While the existing curriculum will continue uninterrupted with the support from this grant, CARE PD will expand on the success of CHAT and SPICE PD by reaching out to clinics and community-based organizations.

CARE PD aims to achieve the following five goals:

  1. To expand interprofessional education/practice (IPE/IPP) by training a new cohort of family medicine residents/nurse practitioner students in addition to our pediatric medical residents, pediatric nurse practitioners and general dental residents (AEGDs).

  2. To develop a hybrid virtual platform that can integrate the UCLA School of Dentistry’s Section of Pediatric Dentistry’s interprofessional residency training program (Infant Oral Care Program [IOCP]), patient clinical visits, and technology that allows patient information/diagnostics and pictures of children’s mouth/teeth to be sent to providers for their “virtual dental visit” and then transferred to electronic dental records so as to maintain continuity of patient care and the prevention and management of childhood caries. If in-person visits are needed, they will be scheduled for fluoride varnish application, toothbrush prophylaxis and other minimally invasive restorative treatments. Once established, the virtual platform will be a critical component to the tele-health project with our urban/rural/migrant HS/EHS collaborators.

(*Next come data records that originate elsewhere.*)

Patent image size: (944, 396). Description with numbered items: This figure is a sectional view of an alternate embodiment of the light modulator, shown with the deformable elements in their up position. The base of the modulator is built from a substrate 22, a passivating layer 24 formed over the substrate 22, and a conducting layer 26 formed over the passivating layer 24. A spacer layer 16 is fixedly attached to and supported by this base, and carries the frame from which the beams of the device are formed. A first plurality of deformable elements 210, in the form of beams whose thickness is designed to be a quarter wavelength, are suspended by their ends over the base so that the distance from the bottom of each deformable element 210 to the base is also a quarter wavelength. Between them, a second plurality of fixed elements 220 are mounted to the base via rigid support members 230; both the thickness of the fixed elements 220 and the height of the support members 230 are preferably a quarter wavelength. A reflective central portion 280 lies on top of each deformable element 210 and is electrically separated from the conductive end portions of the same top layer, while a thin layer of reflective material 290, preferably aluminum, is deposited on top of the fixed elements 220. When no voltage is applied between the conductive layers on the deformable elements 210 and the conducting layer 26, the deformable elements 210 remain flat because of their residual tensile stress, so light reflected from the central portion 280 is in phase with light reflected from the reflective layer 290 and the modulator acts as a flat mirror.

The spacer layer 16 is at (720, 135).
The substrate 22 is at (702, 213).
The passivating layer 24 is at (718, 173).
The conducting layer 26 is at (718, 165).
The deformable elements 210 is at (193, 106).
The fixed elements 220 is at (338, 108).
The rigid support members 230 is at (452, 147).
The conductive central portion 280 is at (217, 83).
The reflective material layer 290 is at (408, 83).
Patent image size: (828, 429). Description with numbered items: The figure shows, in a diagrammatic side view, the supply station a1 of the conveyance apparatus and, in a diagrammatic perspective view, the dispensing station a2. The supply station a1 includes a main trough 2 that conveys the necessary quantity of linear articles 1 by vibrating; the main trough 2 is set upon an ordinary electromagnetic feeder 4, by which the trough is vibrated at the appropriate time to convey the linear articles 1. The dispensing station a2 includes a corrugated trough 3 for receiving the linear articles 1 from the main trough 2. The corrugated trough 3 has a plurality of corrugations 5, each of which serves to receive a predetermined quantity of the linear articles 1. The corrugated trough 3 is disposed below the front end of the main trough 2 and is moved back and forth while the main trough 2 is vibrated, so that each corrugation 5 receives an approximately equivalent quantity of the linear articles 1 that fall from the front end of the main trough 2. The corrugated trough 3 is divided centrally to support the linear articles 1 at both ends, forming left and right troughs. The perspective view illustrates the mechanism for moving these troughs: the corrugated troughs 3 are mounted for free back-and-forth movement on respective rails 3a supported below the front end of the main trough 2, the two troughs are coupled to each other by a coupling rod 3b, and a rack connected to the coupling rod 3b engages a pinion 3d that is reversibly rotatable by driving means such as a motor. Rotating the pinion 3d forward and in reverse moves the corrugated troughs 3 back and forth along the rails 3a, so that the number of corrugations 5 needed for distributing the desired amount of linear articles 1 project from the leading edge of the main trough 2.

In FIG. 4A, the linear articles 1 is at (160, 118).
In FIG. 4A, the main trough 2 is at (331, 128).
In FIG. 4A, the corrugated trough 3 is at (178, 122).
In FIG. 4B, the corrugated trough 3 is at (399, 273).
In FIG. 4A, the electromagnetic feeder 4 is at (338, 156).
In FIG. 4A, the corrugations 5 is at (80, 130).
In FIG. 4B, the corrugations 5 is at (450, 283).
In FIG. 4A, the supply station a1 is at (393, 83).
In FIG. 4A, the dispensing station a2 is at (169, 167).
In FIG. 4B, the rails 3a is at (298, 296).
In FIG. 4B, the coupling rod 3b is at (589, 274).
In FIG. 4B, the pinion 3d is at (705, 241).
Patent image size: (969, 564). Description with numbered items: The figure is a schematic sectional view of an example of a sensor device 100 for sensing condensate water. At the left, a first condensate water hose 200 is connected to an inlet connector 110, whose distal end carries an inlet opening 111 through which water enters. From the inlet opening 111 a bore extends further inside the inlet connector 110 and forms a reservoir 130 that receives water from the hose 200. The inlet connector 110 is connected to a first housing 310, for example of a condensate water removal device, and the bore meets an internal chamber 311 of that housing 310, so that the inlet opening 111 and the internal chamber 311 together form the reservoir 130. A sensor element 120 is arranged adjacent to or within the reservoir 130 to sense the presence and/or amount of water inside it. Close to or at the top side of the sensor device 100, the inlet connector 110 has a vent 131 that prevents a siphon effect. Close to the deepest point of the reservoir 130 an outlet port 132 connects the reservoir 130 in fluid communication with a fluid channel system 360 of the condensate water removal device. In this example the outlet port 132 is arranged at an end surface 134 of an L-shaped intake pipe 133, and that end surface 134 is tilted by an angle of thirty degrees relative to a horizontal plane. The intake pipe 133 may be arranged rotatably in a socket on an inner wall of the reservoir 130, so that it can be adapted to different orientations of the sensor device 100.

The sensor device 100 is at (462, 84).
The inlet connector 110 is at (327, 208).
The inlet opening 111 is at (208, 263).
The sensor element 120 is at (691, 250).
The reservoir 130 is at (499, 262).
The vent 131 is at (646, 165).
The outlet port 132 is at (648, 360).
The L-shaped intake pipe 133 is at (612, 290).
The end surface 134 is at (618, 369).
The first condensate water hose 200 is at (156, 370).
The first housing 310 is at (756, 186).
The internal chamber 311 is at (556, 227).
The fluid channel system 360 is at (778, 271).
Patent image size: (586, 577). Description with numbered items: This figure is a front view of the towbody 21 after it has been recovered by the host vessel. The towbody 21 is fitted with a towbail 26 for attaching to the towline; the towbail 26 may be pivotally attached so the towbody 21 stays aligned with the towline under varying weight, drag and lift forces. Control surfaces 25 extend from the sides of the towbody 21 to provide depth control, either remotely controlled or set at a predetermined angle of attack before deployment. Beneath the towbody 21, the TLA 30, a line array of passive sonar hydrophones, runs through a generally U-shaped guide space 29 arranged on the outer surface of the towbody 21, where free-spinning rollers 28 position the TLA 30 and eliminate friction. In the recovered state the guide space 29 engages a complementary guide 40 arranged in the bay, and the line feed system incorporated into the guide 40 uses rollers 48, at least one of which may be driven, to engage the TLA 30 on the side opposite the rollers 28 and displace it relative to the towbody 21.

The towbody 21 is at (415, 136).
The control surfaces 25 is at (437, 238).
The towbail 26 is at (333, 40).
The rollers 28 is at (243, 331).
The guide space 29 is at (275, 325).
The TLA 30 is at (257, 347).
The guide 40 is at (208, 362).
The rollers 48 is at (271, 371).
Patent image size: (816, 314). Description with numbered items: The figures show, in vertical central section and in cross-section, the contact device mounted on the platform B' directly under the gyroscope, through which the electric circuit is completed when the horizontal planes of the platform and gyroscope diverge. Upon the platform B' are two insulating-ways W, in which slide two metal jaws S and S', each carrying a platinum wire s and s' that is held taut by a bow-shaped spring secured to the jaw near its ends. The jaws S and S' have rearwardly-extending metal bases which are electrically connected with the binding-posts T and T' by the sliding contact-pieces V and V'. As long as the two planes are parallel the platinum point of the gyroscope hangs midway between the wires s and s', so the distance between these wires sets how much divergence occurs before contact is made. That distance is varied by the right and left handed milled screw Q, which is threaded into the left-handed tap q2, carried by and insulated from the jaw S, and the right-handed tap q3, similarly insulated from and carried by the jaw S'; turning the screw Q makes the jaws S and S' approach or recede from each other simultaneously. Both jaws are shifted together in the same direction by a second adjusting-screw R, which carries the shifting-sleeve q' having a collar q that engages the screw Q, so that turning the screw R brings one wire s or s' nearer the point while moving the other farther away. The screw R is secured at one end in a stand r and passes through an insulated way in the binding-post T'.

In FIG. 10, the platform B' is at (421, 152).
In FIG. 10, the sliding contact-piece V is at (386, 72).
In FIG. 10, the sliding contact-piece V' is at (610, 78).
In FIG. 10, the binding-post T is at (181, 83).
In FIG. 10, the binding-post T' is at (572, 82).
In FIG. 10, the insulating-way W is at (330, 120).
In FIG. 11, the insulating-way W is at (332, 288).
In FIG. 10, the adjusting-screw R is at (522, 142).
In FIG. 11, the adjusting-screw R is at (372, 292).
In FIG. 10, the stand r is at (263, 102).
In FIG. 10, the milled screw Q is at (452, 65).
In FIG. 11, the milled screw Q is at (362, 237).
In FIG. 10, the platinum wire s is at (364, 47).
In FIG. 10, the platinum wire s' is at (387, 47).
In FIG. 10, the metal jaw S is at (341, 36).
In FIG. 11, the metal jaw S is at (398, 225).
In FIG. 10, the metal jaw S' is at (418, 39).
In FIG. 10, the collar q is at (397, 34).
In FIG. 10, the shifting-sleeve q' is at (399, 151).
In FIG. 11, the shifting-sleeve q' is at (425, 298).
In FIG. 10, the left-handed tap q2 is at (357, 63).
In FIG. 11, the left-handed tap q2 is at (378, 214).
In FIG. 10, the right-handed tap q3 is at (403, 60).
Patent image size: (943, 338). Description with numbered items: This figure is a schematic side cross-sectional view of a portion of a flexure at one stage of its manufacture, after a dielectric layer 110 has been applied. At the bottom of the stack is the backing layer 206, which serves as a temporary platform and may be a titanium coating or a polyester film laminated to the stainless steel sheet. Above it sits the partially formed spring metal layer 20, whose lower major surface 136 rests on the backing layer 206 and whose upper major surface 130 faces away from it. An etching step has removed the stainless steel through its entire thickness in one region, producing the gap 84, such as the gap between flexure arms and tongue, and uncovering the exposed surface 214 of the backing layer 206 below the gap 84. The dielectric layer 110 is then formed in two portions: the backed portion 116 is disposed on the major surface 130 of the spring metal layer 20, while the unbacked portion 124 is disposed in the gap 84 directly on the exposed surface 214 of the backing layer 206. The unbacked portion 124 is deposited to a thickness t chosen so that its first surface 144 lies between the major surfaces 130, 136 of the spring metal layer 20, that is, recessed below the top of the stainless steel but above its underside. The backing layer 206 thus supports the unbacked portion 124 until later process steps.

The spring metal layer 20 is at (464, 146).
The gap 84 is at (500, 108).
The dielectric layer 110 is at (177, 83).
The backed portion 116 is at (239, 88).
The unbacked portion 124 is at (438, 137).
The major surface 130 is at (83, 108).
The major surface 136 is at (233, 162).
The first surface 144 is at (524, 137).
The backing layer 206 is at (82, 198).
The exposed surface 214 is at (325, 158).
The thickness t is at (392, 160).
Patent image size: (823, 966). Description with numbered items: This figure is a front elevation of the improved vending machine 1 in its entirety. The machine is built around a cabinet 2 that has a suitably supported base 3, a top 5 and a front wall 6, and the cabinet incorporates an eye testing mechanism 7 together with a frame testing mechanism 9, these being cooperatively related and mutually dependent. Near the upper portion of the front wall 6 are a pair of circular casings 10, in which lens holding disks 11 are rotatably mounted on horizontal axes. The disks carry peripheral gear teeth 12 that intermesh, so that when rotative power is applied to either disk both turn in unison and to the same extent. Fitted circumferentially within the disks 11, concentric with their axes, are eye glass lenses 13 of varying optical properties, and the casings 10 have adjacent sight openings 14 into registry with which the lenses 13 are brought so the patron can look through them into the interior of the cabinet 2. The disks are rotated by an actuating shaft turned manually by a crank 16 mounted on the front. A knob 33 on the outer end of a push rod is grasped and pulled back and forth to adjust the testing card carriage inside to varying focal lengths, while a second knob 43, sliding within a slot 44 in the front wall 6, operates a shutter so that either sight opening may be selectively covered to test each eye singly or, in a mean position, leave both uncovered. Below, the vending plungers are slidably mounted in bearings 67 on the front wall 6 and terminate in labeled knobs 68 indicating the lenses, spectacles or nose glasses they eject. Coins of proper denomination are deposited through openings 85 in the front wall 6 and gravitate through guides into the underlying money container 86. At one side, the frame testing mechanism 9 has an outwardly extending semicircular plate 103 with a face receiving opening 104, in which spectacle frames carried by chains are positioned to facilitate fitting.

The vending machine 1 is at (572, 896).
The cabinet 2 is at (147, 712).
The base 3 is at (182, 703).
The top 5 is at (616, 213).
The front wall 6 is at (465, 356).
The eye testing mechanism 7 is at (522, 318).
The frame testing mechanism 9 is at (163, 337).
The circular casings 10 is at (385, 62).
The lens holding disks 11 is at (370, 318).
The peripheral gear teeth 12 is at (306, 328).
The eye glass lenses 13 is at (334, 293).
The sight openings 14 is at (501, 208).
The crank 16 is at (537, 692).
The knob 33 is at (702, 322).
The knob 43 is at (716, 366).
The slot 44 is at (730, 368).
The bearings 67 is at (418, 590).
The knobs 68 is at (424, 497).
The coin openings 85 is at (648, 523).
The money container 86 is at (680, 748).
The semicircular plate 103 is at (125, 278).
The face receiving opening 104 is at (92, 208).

  3. To establish a national multi-university collaboration offering virtual courses on dental public health, policy and advocacy, and racism, discrimination and the benefits of diversity.

  4. To enhance our collaboration with the UCLA School of Public Health by sponsoring a total of five DDS residents who want to earn an MPH degree (one per year over the next five years), requiring DDS/MPH residents to complete a practicum in dental public health and offering a dental public health curriculum to UCLA School of Public Health graduates

  5. Collaboration with the Migrant Clinicians Network for an oral health curricula for ECC prevention in their vulnerable communities

Over the last ten years of curriculum innovation, UCLA Dentistry’s Section of Pediatric Dentistry’s clinical priorities have included training on financial issues regarding early childhood caries, policy developments regarding early childhood caries prevention, diversity issues in the dental workforce, access to care and barriers to care, and emerging technology and the future of patient care. The Section’s faculty are world renowned experts and have long-standing working collaborations with a number of community partners. The impact CHAT, SPICE-PD, and now CARE PD has provided will result in effective, long lasting solutions to the barriers to accessing care that underserved families and children face.